Signs of arteriocolic fistula are similar to those of aortoenteric fistula. The classic triad of aortoenteric fistula includes gastrointestinal bleeding (64%-94% of cases), abdominal pain (32%-48% of cases), and a pulsatile mass (17%-25% of cases) . Colonscopy is the first diagnostic step for patients with LGIB, but the detection rate for arteriocolic fistula is low. CT has the highest sensitivity for detecting an aortoenteric fistula, followed by arteriography . The most specific CT sign, direct extravasation of contrast medium into bowel lumen, is rarely seen. CT signs suggestive of the diagnosis include effacement of the adjacent fat plane, focal thickening or tethering of a bowel loop, and presence of a penetrating ulcer or intramural hematoma at the vessels . In our case, no active bleeding was noted during colonoscopy and contrast-enhanced abdominal CT showed no extravasation. Preoperative diagnosis of arteriocolic fistula-related LGIB is difficult and challenging. Clinical suspicion should lead to early treatment.
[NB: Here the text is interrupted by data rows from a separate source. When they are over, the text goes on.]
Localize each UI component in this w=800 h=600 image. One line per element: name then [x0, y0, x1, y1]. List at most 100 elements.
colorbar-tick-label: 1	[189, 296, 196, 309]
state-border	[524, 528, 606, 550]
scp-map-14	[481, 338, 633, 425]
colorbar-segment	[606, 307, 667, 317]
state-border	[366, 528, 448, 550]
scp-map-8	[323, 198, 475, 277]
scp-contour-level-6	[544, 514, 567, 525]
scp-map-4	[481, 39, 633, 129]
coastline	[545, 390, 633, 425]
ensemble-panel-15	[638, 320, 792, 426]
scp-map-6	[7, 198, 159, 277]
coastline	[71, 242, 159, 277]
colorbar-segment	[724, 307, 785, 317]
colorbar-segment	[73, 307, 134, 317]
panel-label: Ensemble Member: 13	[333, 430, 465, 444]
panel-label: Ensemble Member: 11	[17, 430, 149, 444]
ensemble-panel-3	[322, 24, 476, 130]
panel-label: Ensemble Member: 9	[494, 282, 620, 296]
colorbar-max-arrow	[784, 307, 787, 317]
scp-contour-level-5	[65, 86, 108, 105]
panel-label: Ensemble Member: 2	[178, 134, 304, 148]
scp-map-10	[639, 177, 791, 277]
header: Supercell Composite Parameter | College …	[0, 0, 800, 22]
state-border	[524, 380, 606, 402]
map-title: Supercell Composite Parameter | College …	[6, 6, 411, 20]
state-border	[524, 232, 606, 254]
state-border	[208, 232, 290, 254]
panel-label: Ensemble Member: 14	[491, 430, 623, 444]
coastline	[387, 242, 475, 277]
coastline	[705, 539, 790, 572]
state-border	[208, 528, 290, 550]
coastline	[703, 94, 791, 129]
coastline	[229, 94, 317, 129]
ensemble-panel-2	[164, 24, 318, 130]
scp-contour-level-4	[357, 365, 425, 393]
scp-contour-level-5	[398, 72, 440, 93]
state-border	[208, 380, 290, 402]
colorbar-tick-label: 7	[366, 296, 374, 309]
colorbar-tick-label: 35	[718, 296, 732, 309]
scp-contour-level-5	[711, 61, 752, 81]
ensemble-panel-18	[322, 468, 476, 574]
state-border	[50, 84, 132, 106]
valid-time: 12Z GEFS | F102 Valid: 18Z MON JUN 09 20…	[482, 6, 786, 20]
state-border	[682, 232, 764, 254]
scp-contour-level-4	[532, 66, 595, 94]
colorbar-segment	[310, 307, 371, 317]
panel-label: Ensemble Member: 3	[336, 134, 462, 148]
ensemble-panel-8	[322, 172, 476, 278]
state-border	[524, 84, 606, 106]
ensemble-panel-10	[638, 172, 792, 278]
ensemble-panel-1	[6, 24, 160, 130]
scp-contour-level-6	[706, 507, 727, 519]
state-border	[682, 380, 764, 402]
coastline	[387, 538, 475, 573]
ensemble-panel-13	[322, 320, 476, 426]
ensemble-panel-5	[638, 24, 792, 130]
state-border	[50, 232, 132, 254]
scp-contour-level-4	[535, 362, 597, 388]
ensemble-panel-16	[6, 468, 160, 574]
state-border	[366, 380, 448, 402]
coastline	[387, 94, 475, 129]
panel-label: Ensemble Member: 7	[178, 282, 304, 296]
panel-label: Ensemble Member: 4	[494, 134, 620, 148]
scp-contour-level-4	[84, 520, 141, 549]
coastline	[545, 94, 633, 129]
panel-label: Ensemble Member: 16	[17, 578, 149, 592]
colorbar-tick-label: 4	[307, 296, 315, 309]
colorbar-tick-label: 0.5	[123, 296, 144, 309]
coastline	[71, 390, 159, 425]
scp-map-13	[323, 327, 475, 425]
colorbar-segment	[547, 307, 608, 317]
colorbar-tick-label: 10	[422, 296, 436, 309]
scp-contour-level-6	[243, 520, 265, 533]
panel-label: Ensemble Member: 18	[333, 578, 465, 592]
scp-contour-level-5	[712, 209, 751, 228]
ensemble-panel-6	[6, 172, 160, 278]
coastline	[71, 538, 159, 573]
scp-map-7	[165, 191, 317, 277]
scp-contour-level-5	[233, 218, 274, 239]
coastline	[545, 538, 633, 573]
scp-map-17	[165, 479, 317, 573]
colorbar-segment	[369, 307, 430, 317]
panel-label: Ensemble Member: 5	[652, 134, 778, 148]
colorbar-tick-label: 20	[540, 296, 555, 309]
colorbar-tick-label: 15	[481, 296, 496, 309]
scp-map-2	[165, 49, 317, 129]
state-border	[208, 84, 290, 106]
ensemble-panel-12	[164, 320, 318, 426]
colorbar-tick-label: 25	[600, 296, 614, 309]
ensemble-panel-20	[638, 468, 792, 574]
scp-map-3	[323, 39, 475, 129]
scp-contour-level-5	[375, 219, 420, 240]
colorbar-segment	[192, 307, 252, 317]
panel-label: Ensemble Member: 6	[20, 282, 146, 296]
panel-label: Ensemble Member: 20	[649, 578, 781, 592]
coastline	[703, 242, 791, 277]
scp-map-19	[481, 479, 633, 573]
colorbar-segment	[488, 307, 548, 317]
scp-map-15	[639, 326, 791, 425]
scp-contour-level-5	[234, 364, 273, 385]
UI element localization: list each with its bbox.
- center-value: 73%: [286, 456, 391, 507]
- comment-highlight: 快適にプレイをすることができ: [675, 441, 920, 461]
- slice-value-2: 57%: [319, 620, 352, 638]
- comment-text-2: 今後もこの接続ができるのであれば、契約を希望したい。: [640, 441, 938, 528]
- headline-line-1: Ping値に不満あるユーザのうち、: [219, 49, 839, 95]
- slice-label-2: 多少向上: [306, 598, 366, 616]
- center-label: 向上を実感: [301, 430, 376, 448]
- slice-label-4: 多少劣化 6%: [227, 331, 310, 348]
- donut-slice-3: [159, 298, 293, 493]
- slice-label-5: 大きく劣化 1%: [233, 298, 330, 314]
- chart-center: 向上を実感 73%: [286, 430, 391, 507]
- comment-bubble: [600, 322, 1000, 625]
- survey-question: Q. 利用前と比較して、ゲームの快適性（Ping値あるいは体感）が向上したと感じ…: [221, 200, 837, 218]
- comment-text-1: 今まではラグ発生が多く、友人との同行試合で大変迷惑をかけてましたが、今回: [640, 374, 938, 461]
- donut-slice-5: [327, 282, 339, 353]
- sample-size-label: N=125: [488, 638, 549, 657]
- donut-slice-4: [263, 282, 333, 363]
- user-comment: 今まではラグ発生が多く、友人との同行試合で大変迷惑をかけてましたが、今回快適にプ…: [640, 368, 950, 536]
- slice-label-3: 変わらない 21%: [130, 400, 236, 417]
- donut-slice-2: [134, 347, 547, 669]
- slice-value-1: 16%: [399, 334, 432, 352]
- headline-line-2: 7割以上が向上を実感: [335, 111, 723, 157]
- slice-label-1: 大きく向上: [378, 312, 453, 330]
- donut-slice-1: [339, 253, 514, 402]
Treatment of primary arteriocolic fistula includes surgical intervention and endovascular management. There are several surgical approaches for the management of primary arteriocolic fistula. Aneurysm resection and reconstruction of the aorta with an impregnated graft have been the most popular approaches. Endovascular managements are suggested for patients at a higher risk for surgery. Embolization and percutaneous aortic endografts are commonly used. These are efficient and safe to stabilize life-threatening arteriocolic fistulas, and lead to shorter hospital stay and a lower incidence of complications. Rebleeding and re-infection are major complications, and further surgical treatments are always needed [4,9].
In conclusion, although bleeding from a primary iliac arteriocolic fistula is rare, it should be considered in the differential diagnosis of LGIB, especially in patients with severe abdominal pain.